Implementation Details
Dependency Graph Construction: Tree-sitter for C# and Jedi for Python.
Integration with GPT-4: Provides temporal and spatial context for code edits.
Language Extensibility: Framework extensible to other programming languages.
Limitations and Future Work
Current Limitations:
Static analysis limitations in dynamically typed languages.
Handling dynamic dependencies remains a challenge.
Future Directions:
Expand to more programming languages and artifacts.

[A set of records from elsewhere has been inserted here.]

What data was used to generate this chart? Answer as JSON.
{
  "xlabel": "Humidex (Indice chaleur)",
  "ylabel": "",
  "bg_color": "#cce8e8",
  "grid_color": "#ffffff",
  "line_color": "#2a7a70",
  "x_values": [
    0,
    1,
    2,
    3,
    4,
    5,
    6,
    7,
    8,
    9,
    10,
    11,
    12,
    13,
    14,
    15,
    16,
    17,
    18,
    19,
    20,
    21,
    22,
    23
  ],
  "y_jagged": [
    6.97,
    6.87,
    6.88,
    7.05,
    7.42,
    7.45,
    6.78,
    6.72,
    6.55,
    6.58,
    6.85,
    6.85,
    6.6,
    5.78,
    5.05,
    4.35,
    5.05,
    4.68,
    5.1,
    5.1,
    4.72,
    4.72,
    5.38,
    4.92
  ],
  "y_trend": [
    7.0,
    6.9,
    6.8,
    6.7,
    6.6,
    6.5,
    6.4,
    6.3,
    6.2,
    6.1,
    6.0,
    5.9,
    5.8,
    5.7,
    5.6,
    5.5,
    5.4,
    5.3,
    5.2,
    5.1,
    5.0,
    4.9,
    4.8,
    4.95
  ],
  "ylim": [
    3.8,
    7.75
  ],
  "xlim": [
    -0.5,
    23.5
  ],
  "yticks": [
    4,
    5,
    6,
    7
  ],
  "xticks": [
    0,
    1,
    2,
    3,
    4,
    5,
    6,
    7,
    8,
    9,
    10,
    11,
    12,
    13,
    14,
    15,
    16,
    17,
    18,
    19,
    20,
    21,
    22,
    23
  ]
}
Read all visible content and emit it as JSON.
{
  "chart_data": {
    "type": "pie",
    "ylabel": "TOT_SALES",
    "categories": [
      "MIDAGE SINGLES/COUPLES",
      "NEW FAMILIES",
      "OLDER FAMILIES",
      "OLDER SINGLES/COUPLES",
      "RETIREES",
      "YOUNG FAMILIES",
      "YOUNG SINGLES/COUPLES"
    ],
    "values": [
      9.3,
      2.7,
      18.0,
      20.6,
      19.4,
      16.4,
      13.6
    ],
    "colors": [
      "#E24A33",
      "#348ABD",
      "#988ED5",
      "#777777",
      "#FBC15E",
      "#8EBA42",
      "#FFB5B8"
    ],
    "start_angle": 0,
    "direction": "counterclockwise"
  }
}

Improve change may-impact analysis with machine learning.
Address dynamic dependencies in software systems.
Conclusion
CodePlan presents a promising approach to automating complex coding tasks at the repository level, with potential for significant productivity gains and increased code accuracy.
Future work includes expanding its applicability and refining its analysis capabilities.